Saturday, 29 March 2025

A Walk in the Sun (1945 Lewis Milestone & prod)

Based on a novel by Harry Brown, who neatly enough became a screenwriter and won an Oscar for his adaptation of A Place in the Sun. This is written by Robert Rossen and is apparently quite faithful to the source.

It's a tough, succinct and somehow poetic account of a WWII US Platoon's six mile trip to a farmhouse in Salerno, with quite limited battle scenes (a lot of the action is off-screen). Shot mainly on location (California plays Italy) with some studio stuff skilfully blended in. Milestone does that tracking shot thing familiar from All Quiet on the Western Front, but also favours long takes and two shots, whether with a fixed or tracking camera, particularly in dialogue with machine gunner Richard Conte and loader George Tyne. Dana Andrews is the sergeant who has to take over the platoon, from Matt Willis, who has a breakdown, and John Ireland is the letter-writer.

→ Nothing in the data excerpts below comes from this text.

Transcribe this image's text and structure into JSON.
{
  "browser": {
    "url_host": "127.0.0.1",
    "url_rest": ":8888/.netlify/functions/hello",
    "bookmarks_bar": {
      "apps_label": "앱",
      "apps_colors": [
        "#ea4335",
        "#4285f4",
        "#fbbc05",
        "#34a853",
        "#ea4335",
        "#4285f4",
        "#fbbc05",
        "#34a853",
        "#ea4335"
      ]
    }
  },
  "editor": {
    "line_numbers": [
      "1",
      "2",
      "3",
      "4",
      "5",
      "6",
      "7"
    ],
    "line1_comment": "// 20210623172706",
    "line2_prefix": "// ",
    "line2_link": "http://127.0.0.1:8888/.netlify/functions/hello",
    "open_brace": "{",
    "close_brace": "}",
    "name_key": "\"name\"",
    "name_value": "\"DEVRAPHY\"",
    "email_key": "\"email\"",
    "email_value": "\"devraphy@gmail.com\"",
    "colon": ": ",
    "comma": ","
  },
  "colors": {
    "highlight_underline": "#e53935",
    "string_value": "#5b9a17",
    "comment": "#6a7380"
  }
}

With Lloyd Bridges, Sterling Holloway,  Norman Lloyd, Herbert Rudley, Richard Benedict.

Has a good down-to-earth feel - how they complete the mission when they've run out of cigarettes... And good laconic dialogue, such as:

"You're a travelling salesman selling democracy to the natives."

"Did you ever go camping in  the woods?"
"What woods?"

and "Nobody dies."

Photographed by Russell Harlan.




Really good. And, you would have thought, a contender for one of Will's worthy war films.